Misalnya: anak boleh mengambarkan dengan pensil warna dikertas-kertas,
dipapan yang telah ditentukan, tetapi tidak boleh di buku pelajaran
kakaknya, buku ayah atau ibu, dan tidak boleh menggambar di tembok.
Penting
bagi orang tua untuk mengingat bahwa batasan dan fasilitas yang
diberikan oleh orang tua, hendaknya memenuhi kriteria tertentu:
diperlukan, masuk akal, diberikan dengan penuh ketulusan dan kebaikan
hati, dan secara konsisten sesuai kematangan anak. Fasilitas dianggap
diperlukan bila anak dapat mencapai kemajuan yang lebih baik jika adanya
fasilitas tersebut. Batas dan fasilitas dianggap masuk akal bila
memenuhi pertimbangan kesehatan dan keadilan. Kebaikan hati adalah
keinginan dalam memenuhi kebutuhan anak untuk berkembang seoptimal
mungkin tanpa melampaui kemampuan anak mengontrol diri. Fasilitas yang
konsisten dengan kematangan umum anak berarti tergantung pada
perkembangan kecerdasan dan kematangan anak. Makin berkembang kematangan
anak akan makin dapat diperluas batas-batas dan fasilitas. Dengan kata
lain pada remaja luasnya batas tersebut sangatlah ditentukan kematangan
yang telah dicapai oleh remaja tersebut.
d. Konsisten dan Fleksibel
Setelah
batas-batas ditentukan, maka orang tua harus mengupaya kesepakatan
dengan anaknya untuk saling mematuhi apa yang telah ditentukan. Walau
demikian, batas-batas yang ditentukan ini harus terus direvisi sesuai
dengan perkembangan anak dan anak telah mencapai remaja maka
penentuannya harus mengikut sertakan masukan dari remaja. Dengan cara
tersebut diharapkan dapat membantu remaja untuk lebih cepat
mengembangkan tanggung jawab atas disiplin diri.
Meski
batas-batas telah ditetukan ada kalanya keadaan memaksa dan batas
tersebut terpaksa dilanggar. Dalam kondisi ini orang tua perlu segera
memberitahu dan menjelaskan pada remaja bahwa keadaan tersebut dapat
dipahami dan diterima oleh orang tua namun bukan berarti bahwa batasan
yang telah ditentukan tidak berlaku lagi. Sikap dan komunikasi orang tua
semacam ini akan dapat mengurangi rasa berdosa, penyesalan bahkan rasa
sakit hati yang tidak diperlukan.
e. Menjelaskan Secara Lengkap
Terkadang
seorang anak berbuat sesuatu yang tidak sesuai dengan keinginan orang
tua dengan alasan karena ia tidak tahu. Untuk mengatasi hal tersebut
maka orang tua sangat perlu untuk mengupgrade diri sehingga mampu
menjelaskan secara lengkap apa yang boleh dilakukan atau tidak boleh
dilakukan, mengapa hal itu boleh/tidak, apa dampaknya jika
dilakukan/tidak dilakukan, dan sebagainya. Janganlah menganggap bahwa
anak selalu mempunyai pertimbangan sematang orang tua (meski harus
diakui ada remaja yang jauh lebih matang cara pandang/pikir dari orang
tuanya). Kesalahan yang seringkali dilakukan orang tua adalah terlalu
menganggap anaknya sudah mampu untuk mempertimbangkan segala sesuatu.

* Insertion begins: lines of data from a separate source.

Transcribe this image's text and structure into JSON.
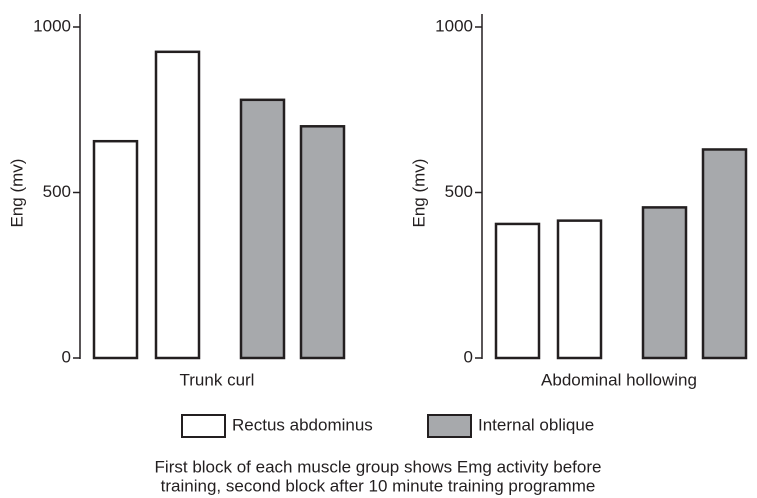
{
  "chart_data": [
    {
      "type": "bar",
      "xlabel": "Trunk curl",
      "ylabel": "Eng (mv)",
      "ylim": [
        0,
        1000
      ],
      "yticks": [
        0,
        500,
        1000
      ],
      "series": [
        {
          "name": "Rectus abdominus",
          "color": "#ffffff",
          "values": [
            655,
            925
          ]
        },
        {
          "name": "Internal oblique",
          "color": "#a7a9ac",
          "values": [
            780,
            700
          ]
        }
      ]
    },
    {
      "type": "bar",
      "xlabel": "Abdominal hollowing",
      "ylabel": "Eng (mv)",
      "ylim": [
        0,
        1000
      ],
      "yticks": [
        0,
        500,
        1000
      ],
      "series": [
        {
          "name": "Rectus abdominus",
          "color": "#ffffff",
          "values": [
            405,
            415
          ]
        },
        {
          "name": "Internal oblique",
          "color": "#a7a9ac",
          "values": [
            455,
            630
          ]
        }
      ]
    }
  ],
  "caption": [
    "First block of each muscle group shows Emg activity before",
    "training, second block after 10 minute training programme"
  ]
}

Apalagi pada masa remaja, sang anak cenderung terlihat sangat mandiri.
Banyak orang tua yang lupa bahwa anak remajanya masih membutuhkan
penjelasan dan bimbingan dari orang tua, meski mereka terlihat enggan
untuk mengakuinya. Dalam hal ini, justru orang tua lah yang seharusnya
segera sadar dan mempertimbangkan bahwa anaknya masih belum tahu dan
sesegera mungkin mengajarkan hal-hal tersebut kepada remaja tersebut.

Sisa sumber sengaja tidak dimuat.